This method of operation has not only found success at the hands of the writer, but the paper was discussed by such men as Ochsner, Murphy, and Ferguson, all of Chicago.

Doctor Ochsner stated that the modern text-books on surgery claim for the radical cure of umbilical hernia a large mortality, and a large proportion of recurrences. The large mortality, he believes, was due to the unnecessary traumatism caused by the operation, failure sometimes due to the fact that the principles underlying the operation were not understood. The advantage of the method used by Doctor Mayo, and followed by others, is not only due to the doubling of the fascia layers, but by taking advantage of the deformity which exists in the lengthening of the distance from the sternum to the pubes.

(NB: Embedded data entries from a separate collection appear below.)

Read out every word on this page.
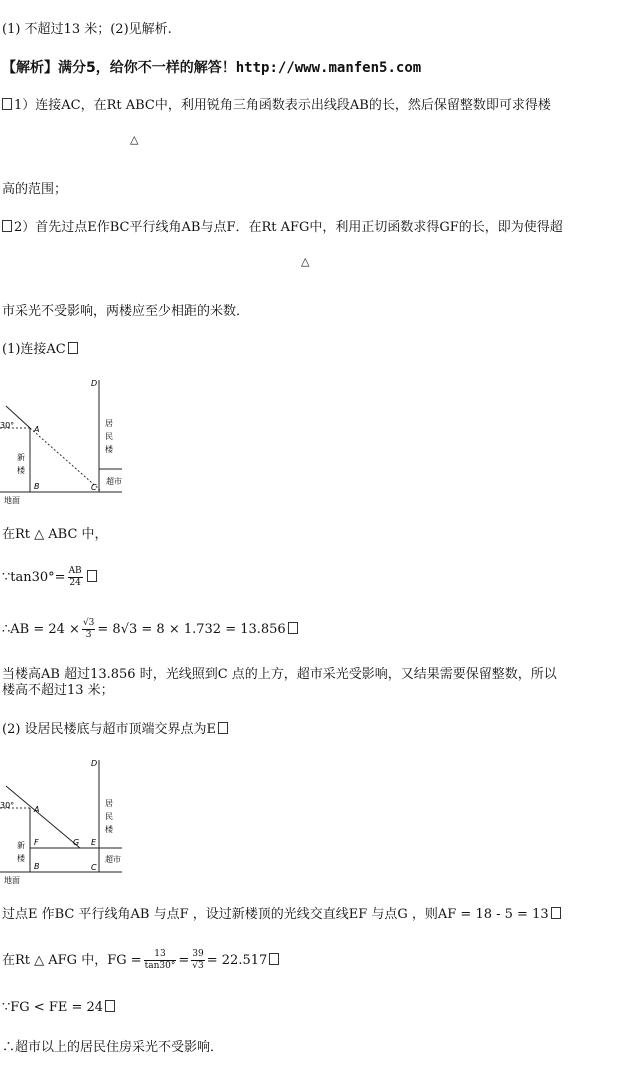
(1) 不超过13 米；(2)见解析.
【解析】满分5，给你不一样的解答！http://www.manfen5.com
1）连接AC，在Rt ABC中，利用锐角三角函数表示出线段AB的长，然后保留整数即可求得楼
△
高的范围；
2）首先过点E作BC平行线角AB与点F．在Rt AFG中，利用正切函数求得GF的长，即为使得超
△
市采光不受影响，两楼应至少相距的米数．
(1)连接AC
30° A
B	C
D
新
楼
居
民
楼
超市
地面
在Rt △ ABC 中，
∵tan30°= $\frac{AB}{24}$
∴AB = $24 \times \frac{√3}{3} = 8√3 = 8 \times 1.732 = 13.856$
当楼高AB 超过13.856 时，光线照到C 点的上方，超市采光受影响，又结果需要保留整数，所以
楼高不超过13 米；
(2) 设居民楼底与超市顶端交界点为E
30° A
F	G E
B	C
D
新
楼
居
民
楼
超市
地面
过点E 作BC 平行线角AB 与点F ，设过新楼顶的光线交直线EF 与点G ，则AF = 18 - 5 = 13
在Rt △ AFG 中，FG = $\frac{13}{\tan 30^\circ} = \frac{39}{√3} = 22.517$
∵FG < FE = 24
∴超市以上的居民住房采光不受影响．
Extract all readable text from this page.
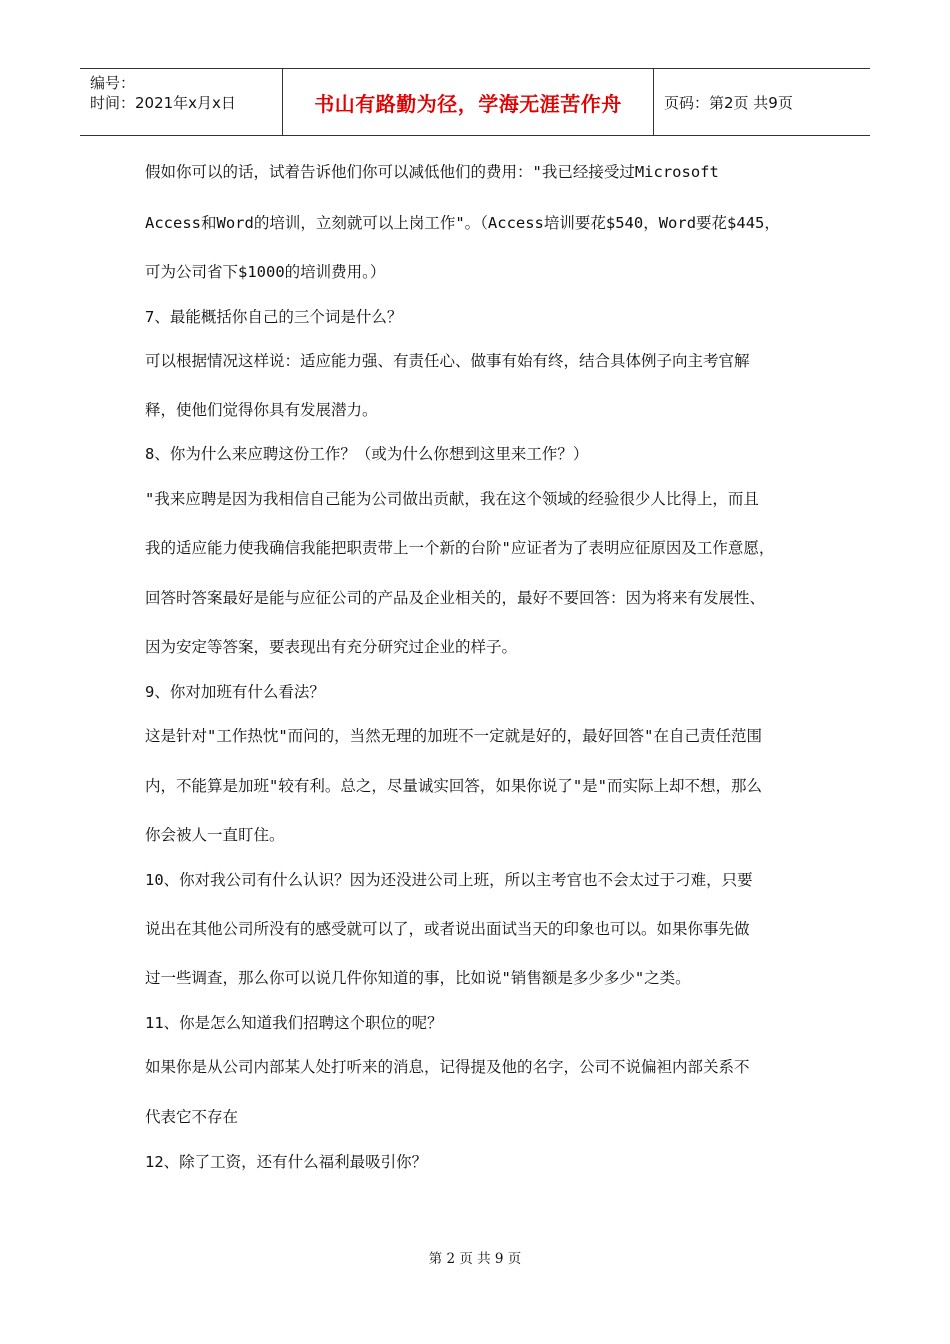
编号：
时间：2021年x月x日	书山有路勤为径，学海无涯苦作舟	页码：第2页 共9页
假如你可以的话，试着告诉他们你可以减低他们的费用："我已经接受过Microsoft
Access和Word的培训，立刻就可以上岗工作"。（Access培训要花$540，Word要花$445，
可为公司省下$1000的培训费用。）
7、最能概括你自己的三个词是什么？
可以根据情况这样说：适应能力强、有责任心、做事有始有终，结合具体例子向主考官解
释，使他们觉得你具有发展潜力。
8、你为什么来应聘这份工作？（或为什么你想到这里来工作？）
"我来应聘是因为我相信自己能为公司做出贡献，我在这个领域的经验很少人比得上，而且
我的适应能力使我确信我能把职责带上一个新的台阶"应证者为了表明应征原因及工作意愿，
回答时答案最好是能与应征公司的产品及企业相关的，最好不要回答：因为将来有发展性、
因为安定等答案，要表现出有充分研究过企业的样子。
9、你对加班有什么看法？
这是针对"工作热忱"而问的，当然无理的加班不一定就是好的，最好回答"在自己责任范围
内，不能算是加班"较有利。总之，尽量诚实回答，如果你说了"是"而实际上却不想，那么
你会被人一直盯住。
10、你对我公司有什么认识？因为还没进公司上班，所以主考官也不会太过于刁难，只要
说出在其他公司所没有的感受就可以了，或者说出面试当天的印象也可以。如果你事先做
过一些调查，那么你可以说几件你知道的事，比如说"销售额是多少多少"之类。
11、你是怎么知道我们招聘这个职位的呢？
如果你是从公司内部某人处打听来的消息，记得提及他的名字，公司不说偏袒内部关系不
代表它不存在
12、除了工资，还有什么福利最吸引你？
第 2 页 共 9 页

Doctor Murphy lost a patient from pulmonary edema, following the lateral operation. He believes that the method of operating was largely responsible for this cause of death, as a latteral operation interferes with diaphragmatic breathing if there is sufficient irritation. The operation described does not interfere with breathing in the least.

Doctor Ferguson believed that the operation is a good one, but that it was not applicable in all cases. The surgeon should perform the operation which permits the best use of material at hand for preventing the return of hernia. He believes that the bringing together of the recti muscles is of immense advantage when they are not too far separated; that the fat in the abdominal wall when excessive, should always be removed. This point, however, may apply to Mayo's operation as well as others.

Eastern surgeons do not appear to have taken part in this discussion. Doctor Mayo disclaims all credit for the devising of this operation, and states that he believes that the principles may have been known to surgeons from the time of Hippocrates.

C. C. D.

OPHTHALMOLOGY.

BY WALTER ROBERT PARKER, B. S., M. D., DETROIT, MICHIGAN.

CLINICAL ASSISTANT IN OPHTHALMOLOGY IN THE DETROIT COLLEGE OF MEDICINE.

PARALYSIS OF CONVERGENCE AND DIVERGENCE WITH PARALYSIS OF THE SUPERIOR RECTUS.

DOCTOR DUANE (Archives of Ophthalmology, May, 1903) reports a case with the following history:

"Patient, two years old, was suddenly attacked, while walking on the street, with diplopia, both vertical and lateral. She was examined. then and righ hyperphoria 9° was found. One year later tenotomy of right superior rectus, reducing hyperphoria to 4°, then tenotomy of the left inferior rectus, producing marked overcorrection. This it was attempted to remedy by tenotomy of the left superior rectus, and subsequently a number of operations were done. She was also exercised with prisms and has worn, prisms and various glasses designed to correct the refraction."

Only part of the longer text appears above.